Während seines Besuchs informierte sich Mohamad Sabu über die Arbeit des Instituts, das eine zentrale Rolle in Vietnams Tierhaltungs- und Tiergesundheitssektor spielt. Er betonte die Bedeutung gemeinsamer Anstrengungen bei der Früherkennung von Tierkrankheiten, der Impfstoffentwicklung und der Biosicherheitsmaßnahmen. Auch der Austausch von Fachwissen wurde als Priorität identifiziert, um gemeinsame Herausforderungen zu bewältigen.
Der Minister erklärte, Malaysia wolle veredelte Geflügelprodukte, pasteurisierte Flüssigeier, Entenprodukte und essbare Vogelnester nach Vietnam exportieren.

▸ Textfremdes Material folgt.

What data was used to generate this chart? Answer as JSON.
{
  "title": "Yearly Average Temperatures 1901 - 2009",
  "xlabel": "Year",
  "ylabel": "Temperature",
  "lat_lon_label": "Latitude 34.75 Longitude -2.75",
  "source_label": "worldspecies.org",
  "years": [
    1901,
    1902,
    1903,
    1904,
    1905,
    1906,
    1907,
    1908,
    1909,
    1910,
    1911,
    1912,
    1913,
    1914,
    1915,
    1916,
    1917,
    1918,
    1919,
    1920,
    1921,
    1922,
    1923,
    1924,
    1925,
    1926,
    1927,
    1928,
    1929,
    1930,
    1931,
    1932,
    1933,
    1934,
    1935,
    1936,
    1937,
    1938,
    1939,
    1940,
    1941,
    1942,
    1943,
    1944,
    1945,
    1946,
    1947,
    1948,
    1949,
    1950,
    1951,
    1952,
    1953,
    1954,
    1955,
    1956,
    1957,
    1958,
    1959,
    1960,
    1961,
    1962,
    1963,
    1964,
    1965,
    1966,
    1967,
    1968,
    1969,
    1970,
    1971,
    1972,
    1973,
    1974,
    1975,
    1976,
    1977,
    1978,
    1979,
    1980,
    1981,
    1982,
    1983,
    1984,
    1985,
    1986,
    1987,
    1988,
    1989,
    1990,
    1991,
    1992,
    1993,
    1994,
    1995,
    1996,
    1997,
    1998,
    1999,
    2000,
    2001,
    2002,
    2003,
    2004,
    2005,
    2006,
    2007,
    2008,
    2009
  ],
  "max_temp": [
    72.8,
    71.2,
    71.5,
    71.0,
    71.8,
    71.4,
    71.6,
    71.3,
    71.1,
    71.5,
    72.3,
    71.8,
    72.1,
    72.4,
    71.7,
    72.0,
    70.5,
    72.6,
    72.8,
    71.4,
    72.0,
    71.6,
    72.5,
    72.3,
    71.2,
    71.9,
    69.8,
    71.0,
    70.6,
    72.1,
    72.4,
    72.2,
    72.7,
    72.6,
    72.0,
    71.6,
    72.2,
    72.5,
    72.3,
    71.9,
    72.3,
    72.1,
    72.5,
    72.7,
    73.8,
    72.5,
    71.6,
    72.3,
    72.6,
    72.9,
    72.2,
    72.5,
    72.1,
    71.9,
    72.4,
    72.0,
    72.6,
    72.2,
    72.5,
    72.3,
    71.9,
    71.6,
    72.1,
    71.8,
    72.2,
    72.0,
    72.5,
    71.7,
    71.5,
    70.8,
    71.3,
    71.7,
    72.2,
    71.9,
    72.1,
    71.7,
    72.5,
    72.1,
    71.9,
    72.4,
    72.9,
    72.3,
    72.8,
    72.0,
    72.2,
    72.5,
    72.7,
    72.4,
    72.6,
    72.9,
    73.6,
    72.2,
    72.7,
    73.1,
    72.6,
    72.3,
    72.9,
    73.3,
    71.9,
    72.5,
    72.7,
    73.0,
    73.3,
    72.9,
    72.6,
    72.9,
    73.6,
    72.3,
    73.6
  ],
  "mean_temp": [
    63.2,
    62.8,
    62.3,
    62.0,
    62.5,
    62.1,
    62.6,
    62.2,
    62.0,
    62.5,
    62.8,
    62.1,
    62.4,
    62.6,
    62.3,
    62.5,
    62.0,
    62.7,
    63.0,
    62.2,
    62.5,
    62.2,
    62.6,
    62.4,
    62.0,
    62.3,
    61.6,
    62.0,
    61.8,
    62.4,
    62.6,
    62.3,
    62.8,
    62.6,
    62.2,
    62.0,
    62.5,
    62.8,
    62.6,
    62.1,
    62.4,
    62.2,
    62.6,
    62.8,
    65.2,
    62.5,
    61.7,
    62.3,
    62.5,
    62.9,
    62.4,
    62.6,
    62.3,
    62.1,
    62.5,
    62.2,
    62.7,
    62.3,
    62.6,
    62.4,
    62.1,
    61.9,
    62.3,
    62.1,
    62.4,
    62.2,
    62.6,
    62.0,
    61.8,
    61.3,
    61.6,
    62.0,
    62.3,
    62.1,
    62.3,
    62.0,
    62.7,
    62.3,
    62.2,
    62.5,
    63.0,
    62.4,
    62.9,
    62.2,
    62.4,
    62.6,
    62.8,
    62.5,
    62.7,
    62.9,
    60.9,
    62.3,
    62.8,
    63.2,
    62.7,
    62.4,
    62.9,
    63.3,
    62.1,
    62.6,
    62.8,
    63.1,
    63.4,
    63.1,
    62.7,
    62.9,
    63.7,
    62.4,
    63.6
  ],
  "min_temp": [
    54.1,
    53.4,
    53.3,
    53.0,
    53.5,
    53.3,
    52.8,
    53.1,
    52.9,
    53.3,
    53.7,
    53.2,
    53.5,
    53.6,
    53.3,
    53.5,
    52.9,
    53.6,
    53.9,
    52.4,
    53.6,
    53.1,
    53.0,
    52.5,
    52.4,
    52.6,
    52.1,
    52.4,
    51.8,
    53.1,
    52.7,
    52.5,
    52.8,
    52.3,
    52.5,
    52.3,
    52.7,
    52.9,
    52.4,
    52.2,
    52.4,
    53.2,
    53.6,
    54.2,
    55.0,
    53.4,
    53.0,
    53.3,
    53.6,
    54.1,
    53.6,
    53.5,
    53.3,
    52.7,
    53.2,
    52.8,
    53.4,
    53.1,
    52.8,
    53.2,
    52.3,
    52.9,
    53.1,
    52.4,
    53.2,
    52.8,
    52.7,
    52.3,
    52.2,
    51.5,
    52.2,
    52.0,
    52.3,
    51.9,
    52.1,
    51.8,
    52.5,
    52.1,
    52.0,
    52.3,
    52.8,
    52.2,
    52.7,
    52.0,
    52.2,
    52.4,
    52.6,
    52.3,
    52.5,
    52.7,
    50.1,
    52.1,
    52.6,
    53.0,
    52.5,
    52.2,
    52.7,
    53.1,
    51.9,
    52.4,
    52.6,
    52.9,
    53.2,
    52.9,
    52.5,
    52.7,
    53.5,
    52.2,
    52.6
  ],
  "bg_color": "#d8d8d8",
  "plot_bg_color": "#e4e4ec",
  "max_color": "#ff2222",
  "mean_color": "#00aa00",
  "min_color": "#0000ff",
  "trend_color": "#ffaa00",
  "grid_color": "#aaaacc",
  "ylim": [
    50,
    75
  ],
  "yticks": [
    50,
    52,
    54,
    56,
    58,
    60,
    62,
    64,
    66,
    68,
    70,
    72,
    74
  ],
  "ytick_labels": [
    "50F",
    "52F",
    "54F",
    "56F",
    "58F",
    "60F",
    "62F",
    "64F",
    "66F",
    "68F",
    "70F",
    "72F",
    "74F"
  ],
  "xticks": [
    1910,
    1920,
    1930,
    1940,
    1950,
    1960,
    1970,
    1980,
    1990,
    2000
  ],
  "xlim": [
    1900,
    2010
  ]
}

Solche Exporte könnten Malaysias Präsenz auf dem Agrarmarkt der Region deutlich stärken. Zudem hob er die Notwendigkeit der Zusammenarbeit hervor, um den Ernährungssektor vor grenzüberschreitenden Krankheiten und klimabedingten Risiken zu schützen.
Die Gespräche deuten auf eine Intensivierung der agrarpolitischen Beziehungen zwischen Malaysia und Vietnam hin. Eine engere Kooperation in den Bereichen Krankheitsbekämpfung und Handel könnte die Ernährungssicherheit beider Länder verbessern. Als nächste Schritte könnten formelle Abkommen zur Markterschließung und zum technischen Austausch folgen.